Amidst all the justified outrage over the apparent targeting of Tea Party and conservative groups by the IRS, not to mention the Associated Press phone tapping brouhaha, an important point is being lost: this is nothing new. The Tea Partiers may be shocked – shocked! – that the Big Government they have spent the last few years complaining about really is a threat to our liberties, but the government targeting certain political groups wholly on account of their views is hardly breaking news. Just ask the Freedom Road Socialist Organization (FRSO), which had set up an “Antiwar Committee” whose members have been spied on, indicted, and arrested for engaging in legal, constitutionally protected activities.
The FBI had sent a pair of infiltrators into the Antiwar Committee, and, on September 24, 2010, a veritable army of FBI agents launched simultaneous raids on antiwar activists in Minneapolis, Chicago, and Grand Rapids (Michigan). They seized computers, cell phones, passports, documents, family photos and even children’s artwork. Agents issued 14 subpoenas ordering the recipients to testify before a Chicago federal grand jury, and showed warrants indicating that the feds were searching for evidence related to “material support for terrorism.” A total of 23 people have since been handed subpoenas commanding them to appear before the grand jury in Chicago: all have refused. The FBI “investigation” – i.e. fishing expedition – is continuing.
At the time of these raids, we heard not a single protest from the “Tea Party” groups that are now loudly protesting their own victimization at the hands of the government: the leftists targeted by the FBI were just another group of “terrorists,” left to fight against their targeting and prosecution largely alone. Now that conservatives have been put in the crosshairs in a similar manner, however – singled out by a government agency for “special treatment” on account of their politics – their sympathizers in Congress are making a big stink about it and the headlines are alight with their outrage.
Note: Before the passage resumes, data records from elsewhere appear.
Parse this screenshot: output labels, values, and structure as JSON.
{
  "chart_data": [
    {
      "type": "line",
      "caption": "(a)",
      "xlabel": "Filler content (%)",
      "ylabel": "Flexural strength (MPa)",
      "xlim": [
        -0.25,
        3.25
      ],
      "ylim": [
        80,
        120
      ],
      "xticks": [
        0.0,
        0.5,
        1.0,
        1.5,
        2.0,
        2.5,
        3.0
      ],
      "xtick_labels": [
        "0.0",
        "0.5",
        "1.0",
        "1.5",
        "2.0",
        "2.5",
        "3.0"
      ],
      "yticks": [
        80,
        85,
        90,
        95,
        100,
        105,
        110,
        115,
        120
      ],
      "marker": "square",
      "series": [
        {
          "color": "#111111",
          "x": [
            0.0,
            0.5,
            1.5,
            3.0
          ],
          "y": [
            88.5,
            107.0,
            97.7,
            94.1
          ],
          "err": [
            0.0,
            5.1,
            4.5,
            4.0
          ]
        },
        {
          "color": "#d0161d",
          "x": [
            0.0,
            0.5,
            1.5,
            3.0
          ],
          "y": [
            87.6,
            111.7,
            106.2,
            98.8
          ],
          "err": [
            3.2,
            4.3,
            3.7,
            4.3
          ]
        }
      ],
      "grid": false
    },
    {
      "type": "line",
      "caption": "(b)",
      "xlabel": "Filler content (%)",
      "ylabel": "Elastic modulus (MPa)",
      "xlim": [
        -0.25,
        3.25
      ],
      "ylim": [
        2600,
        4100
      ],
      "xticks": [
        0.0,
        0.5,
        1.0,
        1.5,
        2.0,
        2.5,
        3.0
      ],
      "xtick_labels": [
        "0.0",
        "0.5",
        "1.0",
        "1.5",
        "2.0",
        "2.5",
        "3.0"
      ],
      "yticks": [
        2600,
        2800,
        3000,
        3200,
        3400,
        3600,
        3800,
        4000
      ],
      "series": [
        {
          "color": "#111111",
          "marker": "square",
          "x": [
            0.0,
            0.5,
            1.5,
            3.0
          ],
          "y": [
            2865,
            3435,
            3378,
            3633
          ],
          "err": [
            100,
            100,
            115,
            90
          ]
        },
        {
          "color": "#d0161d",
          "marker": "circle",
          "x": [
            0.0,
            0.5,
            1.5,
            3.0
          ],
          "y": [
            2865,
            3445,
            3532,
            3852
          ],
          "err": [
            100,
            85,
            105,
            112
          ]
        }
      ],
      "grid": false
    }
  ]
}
The Tea Partiers’ problem is that their protests come far too late – because the legal and political precedents targeting dissident groups were established long ago, with the full complicity and even enthusiastic support of most of those who call themselves “conservatives” these days. The “Patriot” Act – passed with conservative support – gives the government the “right” to not only spy on such groups, it also gives them the means to spy on anyone, for any reason, as well as the prosecutorial “tools” to put them away forever. Law enforcement agencies have set up “fusion centers” in order to collect information on American citizens who might be considered a “threat.” A recent report on “right-wing extremism” issued by the Department of Homeland Security” listed groups local law enforcement should keep tabs on, including members of the Libertarian and Constitution parties, as well as Ron Paul supporters. Efforts by the FBI and local police to infiltrate and set up members of the “Occupy” movement have been widespread.
Perhaps the Tea Partiers are unfamiliar with the long history of government repression of marginalized ideological groupings: during the 1960s, the FBI’s “Cointelpro” program targeted left-wing and black nationalist groups, sending in infiltrators, organizing disruption, and setting up prominent activists for “legal” repression.
As long as the subjects of official repression were almost exclusively confined to the left side of the political spectrum – theBlack Panthers, the Communists, etc. – the Tea Party types could not have cared less. After all, these are “anti-American” extremists and the Tea Partiers were happy to join in with the general cry of “Off with their heads!” Now that the shoe is on the other foot, however, they are screaming bloody murder.
The same sort of hypocrisy occurs on what passes for the “left” these days. The response of liberal pundits to the revelation that the IRS has been targeting conservative groups for “special” treatment has brought out their authoritarian streak: these groupsshould be subject to special scrutiny, says Los Angeles Times columnist Michael Hiltzick, because they’re engaged in “chicanery.” Go and read the comments to this article in the Huffington Post about the IRS scandal: they’re all cheering on the IRS! Imagine if this had happened during the Bush II era, and the IRS was caught targeting liberal groups – we’d never hear the end of it from the Huffpo types and the liberal media.